In fact, asking why the market growth isn’t slowed due to free open-source software may be the wrong way to look at this entirely. Free open-source software (or any low-cost or free software) acts as a means of increasing overall software usage — “I tried it and I liked it.” Essentially, free software influences the purchase of other software, as well as the purchase of services (e.g., support) and hardware.

Moreover, software developers get to market armed with compelling pricing from freely embedding open-source code — such as the open-source Sleepycat database or Gluecode application server — within their paid software product.

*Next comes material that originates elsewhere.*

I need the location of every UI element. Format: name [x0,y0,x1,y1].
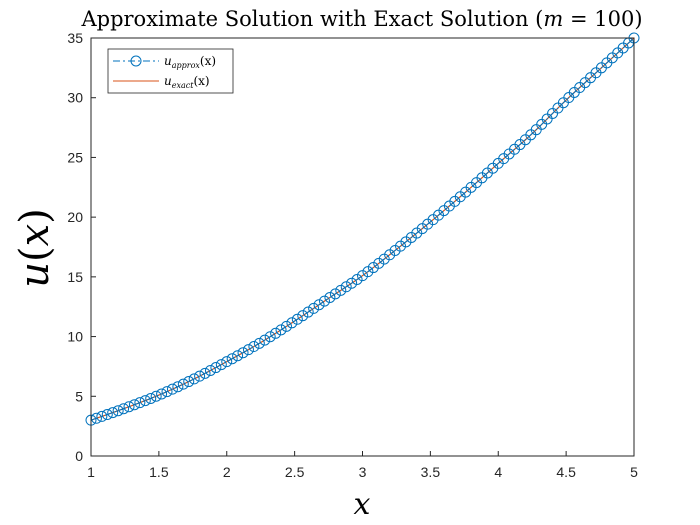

Then there’s the elephant in the room: support costs. Irrespective of whether or not open-source support costs are more or less than proprietary software support costs, the reality is that nothing comes for free. And even a little less than free makes people stop, think and adopt less.

Free support services coupled with free software would aptly whack away at software market revenue, but not free open-source on its own. But, if open-source software wasn’t around at all — purely for thought experimentation — would the software industry be larger than it is?

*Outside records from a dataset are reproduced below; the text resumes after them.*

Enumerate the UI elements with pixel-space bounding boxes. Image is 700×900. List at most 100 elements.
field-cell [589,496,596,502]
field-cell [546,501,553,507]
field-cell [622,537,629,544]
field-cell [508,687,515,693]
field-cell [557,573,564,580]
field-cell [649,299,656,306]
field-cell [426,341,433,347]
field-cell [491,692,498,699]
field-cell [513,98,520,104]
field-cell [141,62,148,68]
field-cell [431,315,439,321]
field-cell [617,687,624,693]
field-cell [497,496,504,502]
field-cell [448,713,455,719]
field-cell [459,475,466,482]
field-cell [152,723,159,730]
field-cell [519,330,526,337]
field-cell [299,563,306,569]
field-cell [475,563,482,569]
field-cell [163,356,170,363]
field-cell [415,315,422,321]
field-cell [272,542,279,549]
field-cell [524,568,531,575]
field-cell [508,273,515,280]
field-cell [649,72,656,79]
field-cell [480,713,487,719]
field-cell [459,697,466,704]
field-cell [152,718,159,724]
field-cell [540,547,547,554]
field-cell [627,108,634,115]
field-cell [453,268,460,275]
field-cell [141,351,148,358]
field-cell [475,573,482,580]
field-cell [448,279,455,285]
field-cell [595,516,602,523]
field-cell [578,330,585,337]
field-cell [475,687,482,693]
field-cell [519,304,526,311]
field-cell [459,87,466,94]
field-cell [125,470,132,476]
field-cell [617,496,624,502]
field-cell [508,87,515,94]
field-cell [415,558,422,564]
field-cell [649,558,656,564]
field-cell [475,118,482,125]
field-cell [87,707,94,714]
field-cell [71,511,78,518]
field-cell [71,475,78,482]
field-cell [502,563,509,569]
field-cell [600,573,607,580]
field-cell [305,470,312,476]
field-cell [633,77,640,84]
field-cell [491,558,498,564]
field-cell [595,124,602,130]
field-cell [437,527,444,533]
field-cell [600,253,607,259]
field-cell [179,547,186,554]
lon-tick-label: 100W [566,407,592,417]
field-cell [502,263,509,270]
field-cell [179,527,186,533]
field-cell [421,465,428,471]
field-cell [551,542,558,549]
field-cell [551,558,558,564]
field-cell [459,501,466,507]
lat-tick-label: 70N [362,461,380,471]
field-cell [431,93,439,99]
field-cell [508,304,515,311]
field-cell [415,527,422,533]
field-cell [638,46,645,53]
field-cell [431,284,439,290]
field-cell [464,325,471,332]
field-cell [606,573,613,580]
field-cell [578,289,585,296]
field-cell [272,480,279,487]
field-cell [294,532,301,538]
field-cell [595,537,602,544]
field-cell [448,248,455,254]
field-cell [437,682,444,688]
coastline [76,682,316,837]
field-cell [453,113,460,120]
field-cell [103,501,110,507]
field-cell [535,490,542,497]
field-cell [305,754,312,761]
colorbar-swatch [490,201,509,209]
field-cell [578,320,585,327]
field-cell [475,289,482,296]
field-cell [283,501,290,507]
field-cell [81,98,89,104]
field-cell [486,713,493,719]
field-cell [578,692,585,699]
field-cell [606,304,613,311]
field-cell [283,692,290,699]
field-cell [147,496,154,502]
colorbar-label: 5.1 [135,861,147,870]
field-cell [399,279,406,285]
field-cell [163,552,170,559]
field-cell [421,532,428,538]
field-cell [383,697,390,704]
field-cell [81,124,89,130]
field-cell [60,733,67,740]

No, considering you step back to take a wide-angle view over a couple years. The value in software — the competitive advantage delivered to a business — continues to shift upmarket, creating new higher-end software markets.

Commoditization sets in on software where technical parity is being reached by competing vendors — as in the operating system or the database. This leads to downward pricing pressure and opportunity for open-source success.

Without open source to contend with, competition would have shifted revenue anyway. Although open source has, to date, touched commodity software markets, this could be changing. CRM, business intelligence and even business process management are witnessing more lines of available open and free code.

Sun Microsystems has, for example, pledged the contents of its SeeBeyond acquisition in 2005 to open-source. Open-sourcing of value-add, non-commodity software doesn’t eliminate revenue. Rather, it shifts it — at least that’s the bet.